Gardening

Hunters and Gatherers

2013-02-05 10.20.10

Food for the pot (Picture by Eric Cooper)

Growing up back home, meat and vegetables often came from your own provisions, getting to a grocery store became more and more prominent as I grew up, but most peoples families still subsidized the pot by whatever we could get on our own.  Nearly everyone had a potato garden, and some grew a few more things, carrots, turnip, cabbage.  I remember a lot of people grew the Newfoundland Blue potato.  I’ve seen blue potatoes since, but those all seem to have blue flesh too, the ones we had just had blue veins running through the white flesh.

Of course Newfoundland was famous for its fish, and we all had salt fish put away, as well as dried and smoked caplin.  Will have to post another day about those topics.  But we also hunted.  Hunting wasn’t and isn’t a sport back home, at least not in the terms of the big hunting lodges.  People enjoy it yes, but we also hunt to eat.  With the salaries, or lack there of, or even lack of jobs or work back home, people hunted duck, geese, moose, caribou, turrs, seal, pretty much anything to help fill our bellies, including the lovely rabbit shown here (Technically there are no rabbits on Newfoundland Island, or weren’t at least, this is a Snowshoe Hare, but rabbit is what we called it and I always will).

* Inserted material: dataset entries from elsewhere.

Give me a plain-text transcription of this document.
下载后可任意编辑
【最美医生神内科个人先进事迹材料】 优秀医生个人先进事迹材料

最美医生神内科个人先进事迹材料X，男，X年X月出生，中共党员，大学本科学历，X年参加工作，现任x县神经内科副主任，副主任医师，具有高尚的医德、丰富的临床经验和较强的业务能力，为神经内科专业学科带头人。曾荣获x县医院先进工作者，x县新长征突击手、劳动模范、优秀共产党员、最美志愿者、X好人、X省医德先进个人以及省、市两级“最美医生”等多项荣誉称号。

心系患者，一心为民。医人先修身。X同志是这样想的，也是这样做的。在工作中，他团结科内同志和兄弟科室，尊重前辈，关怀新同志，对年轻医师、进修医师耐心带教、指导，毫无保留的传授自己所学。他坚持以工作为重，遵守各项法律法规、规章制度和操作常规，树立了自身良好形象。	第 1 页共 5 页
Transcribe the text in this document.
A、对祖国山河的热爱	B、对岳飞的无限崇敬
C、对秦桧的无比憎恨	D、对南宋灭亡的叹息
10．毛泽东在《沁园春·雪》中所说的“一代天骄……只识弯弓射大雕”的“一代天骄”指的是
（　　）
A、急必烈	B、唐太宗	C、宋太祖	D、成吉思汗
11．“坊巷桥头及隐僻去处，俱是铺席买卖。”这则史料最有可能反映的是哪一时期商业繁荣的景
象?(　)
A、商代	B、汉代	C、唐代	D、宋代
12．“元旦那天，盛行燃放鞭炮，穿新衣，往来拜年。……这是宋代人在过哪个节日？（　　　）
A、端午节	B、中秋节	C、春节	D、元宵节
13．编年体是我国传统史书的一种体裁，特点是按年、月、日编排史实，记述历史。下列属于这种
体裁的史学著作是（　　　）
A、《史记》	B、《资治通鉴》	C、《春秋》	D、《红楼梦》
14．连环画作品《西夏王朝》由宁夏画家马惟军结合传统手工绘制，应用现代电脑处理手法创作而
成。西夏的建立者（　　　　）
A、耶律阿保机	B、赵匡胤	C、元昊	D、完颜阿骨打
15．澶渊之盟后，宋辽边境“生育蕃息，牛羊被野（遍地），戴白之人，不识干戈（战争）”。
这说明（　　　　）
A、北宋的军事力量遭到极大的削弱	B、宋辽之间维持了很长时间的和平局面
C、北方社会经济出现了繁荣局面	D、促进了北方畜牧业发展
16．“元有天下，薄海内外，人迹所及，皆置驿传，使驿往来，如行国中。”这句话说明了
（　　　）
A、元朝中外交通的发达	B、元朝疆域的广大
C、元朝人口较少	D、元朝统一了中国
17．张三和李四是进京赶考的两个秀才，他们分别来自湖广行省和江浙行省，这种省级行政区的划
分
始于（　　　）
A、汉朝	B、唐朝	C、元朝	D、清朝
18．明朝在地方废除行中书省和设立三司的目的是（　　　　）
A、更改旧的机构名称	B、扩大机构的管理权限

People also weren’t into things for money either.  If you had plenty you shared, and got shared with in return.  I remember lots of trades of food over the years.  A quarter of moose for some vegetables from Bill Smith (Bill was the king gardener back home, probably still is, even if he is in his 80s!), some rabbits for a leg of mutton from Jim Phillips, and so on.

The meat and food was healthier too, wasn’t sitting in a cage being force fed to get fat, most of our meats were really lean, and our vegetables were fertilized with manure, seaweed and fish offal, not manufactured chemicals.

But really, we never thought about that, we just thought about fun in the outdoors, and getting food to keep us all through the long winter.  I’d give a lot to be sitting down to the smell of that rabbit smothered in onions wafting from the roaster now.